You Like Jazz?
By Sadira Sittampalam
Pixar Animation Studios has been one of the best in the industry for so many years, consistently putting out heartbreakingly beautiful and unique stories while having some of the best-quality and cutting-edge animations of its time. In 2006, the company was bought by Disney and while it didn’t seem to affect much of Pixar’s line-up for the following years, Pixar has been on a slow yet steady decline since then.
Soul is Pixar’s latest film which follows Joe, a middle school band teacher whose life hasn’t manifested in the way he always hoped. He has a passion for jazz and right as he finally gets his big break, things take an unexpected turn. While this film has all the signs of a great Pixar film; a great concept, spectacular and groundbreaking animation, enchanting soundtrack, and some brilliant voice acting, the story doesn’t have the same level of perfection that we have come to expect from a Pixar movie.

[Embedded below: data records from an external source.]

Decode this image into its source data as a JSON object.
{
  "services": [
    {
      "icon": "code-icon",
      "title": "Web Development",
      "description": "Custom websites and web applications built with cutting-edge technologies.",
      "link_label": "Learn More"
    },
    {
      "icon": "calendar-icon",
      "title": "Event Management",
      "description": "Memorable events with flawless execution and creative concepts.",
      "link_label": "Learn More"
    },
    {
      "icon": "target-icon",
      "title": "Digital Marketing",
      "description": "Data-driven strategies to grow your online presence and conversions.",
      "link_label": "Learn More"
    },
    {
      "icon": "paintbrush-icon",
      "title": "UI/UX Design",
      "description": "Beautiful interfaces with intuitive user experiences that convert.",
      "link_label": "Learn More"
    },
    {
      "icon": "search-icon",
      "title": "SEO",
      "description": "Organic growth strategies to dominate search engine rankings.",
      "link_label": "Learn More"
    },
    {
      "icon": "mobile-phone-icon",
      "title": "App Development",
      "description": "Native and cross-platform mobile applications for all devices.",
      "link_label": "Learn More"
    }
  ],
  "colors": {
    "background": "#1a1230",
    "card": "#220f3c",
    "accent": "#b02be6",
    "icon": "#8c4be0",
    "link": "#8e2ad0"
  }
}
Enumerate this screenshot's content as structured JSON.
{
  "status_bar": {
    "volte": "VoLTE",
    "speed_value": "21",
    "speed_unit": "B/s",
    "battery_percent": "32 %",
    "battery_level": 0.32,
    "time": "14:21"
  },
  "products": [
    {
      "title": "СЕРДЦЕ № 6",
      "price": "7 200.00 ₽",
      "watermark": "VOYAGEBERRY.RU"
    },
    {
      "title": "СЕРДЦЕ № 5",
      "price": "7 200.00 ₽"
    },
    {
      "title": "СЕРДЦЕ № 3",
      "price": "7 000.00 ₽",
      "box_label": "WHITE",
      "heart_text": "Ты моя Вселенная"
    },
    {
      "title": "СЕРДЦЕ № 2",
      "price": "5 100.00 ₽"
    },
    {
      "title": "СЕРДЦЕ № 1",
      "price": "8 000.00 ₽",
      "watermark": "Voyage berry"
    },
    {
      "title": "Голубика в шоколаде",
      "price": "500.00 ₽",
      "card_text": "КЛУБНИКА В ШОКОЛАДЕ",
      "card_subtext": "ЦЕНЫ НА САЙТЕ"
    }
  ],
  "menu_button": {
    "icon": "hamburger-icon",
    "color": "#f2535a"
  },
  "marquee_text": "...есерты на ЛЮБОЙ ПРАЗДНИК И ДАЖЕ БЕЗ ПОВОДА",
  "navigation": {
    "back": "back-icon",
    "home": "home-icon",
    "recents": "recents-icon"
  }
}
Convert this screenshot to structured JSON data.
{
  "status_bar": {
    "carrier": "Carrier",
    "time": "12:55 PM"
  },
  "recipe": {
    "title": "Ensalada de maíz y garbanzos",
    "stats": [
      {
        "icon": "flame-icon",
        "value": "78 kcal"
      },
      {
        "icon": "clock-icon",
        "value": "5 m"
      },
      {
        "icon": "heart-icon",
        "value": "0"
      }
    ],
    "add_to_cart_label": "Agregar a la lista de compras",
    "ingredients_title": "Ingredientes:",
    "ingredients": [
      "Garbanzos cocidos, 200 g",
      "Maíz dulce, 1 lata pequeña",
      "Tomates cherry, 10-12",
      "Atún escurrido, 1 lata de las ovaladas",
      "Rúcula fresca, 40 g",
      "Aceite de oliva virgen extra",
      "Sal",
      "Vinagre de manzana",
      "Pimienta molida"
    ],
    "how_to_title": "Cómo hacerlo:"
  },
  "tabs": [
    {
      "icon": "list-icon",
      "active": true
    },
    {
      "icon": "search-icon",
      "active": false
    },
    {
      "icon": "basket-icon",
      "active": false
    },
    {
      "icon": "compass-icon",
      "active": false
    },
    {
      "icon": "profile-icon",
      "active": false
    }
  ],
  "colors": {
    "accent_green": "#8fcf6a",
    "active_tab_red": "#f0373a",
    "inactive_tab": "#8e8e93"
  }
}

However, this isn’t a complaint at this film solely, but rather at the onslaught of sequels that Pixar has created since Disney took over, and the general sense that all their movies of more recent times have a similar quality to them, while most of the old Pixar films all have their own unique sense of identity. All you have to do is think about Toy Story, Monsters Inc., The Incredibles, Finding Nemo, Ratatouille, and WALL-E to see how individual all these films seem. While if you think about movies like Coco, The Good Dinosaur, Inside Out, Onward along with Monsters University, The Incredibles 2, Toy Story 4 and Finding Dory, they don’t have the same power or influence. Now with the introduction of Soul, it is clear what the problem is; there just isn’t the same level of perfection put into their stories.
While the movie was fun and enjoyable and would certainly please any child who watches it, it was still pretty predictable. There were also a lot of convenient narrative choices and characters used only to advance the plot. It just followed a clear set of plot points that I feel a lot of people excused since it is technically a kids’ movie. However, Pixar had been known for making movies that were accessible to both kids and adults alike, that is equally appealing to both audiences. With this film, people seem to be using the excuse that it is a kids’ movie to overlook some pretty obvious flaws and still calling it a movie that is equally appealing to adults and kids.
But you can’t have it both ways. As a movie for adults, there were too many logical flaws in the design of this world according to the movie’s own explanations of the design of the world. This wouldn’t have even been a big factor but the movie took many scenes to explain the design of the world which made all of these flaws really noticeable. These scenes were also pretty tedious as the explanations went on for quite a while, which thereby affected the pacing of the movie as well, making it a little boring in the middle. Nevertheless, this is where my criticisms end as everything else about the movie was expertly designed and produced. The animation in particular, was just extraordinary with so many luscious landscapes and bounding visuals which makes sense as Pixar is primarily an animation studio, with a big focus on visual artistry and making technological innovations in animation with each film they make. The character design was interesting and well thought out, the worlds they built all looked so unique and original with such a soft and warm colour palette.
The concept of this movie was also really great. It is all about what makes you, you, and offers a lot of discussion for both adults and kids. I feel like this film should be required viewing for all kids as it goes over some of the biggest existential problems we face as humans living in this society. It is entirely wholesome and gives off a really powerful message that is valuable to all, even adults. It was only the narrative through which these messages were told that was flawed. And even so, this movie was still a pretty emotional experience, delivering laughs, melancholy, drama, and a bittersweet end.
The soundtrack was also fantastic, with the impeccable duo of Trent Reznor and Atticus Ross leading the way. It was interesting to see their names on this as thus far they have only done soundtracks for some pretty dark movies.
However, they actually made this film really iconic through their atmospheric music that was full of mystery and wonder. For the jazz scores, they used a lot of compositions from the irreplaceable Jon Batiste which worked really well and was pretty accessible even to people who don’t really listen to jazz.
Overall, this movie is one of the best for kids. It teaches so much about life in a way that is understandable and will undoubtedly help them as they get older and older. For adults, Soul is just a good movie. It has powerful messages and has so much to appreciate about its design but the writers clearly did not put their all into making this film unpredictable or logically sound.
It just doesn’t live up to any of the early Pixar movies that were truly at the top of their game. However, I still enjoyed the movie immensely and it is a nice activity for the entire family to enjoy.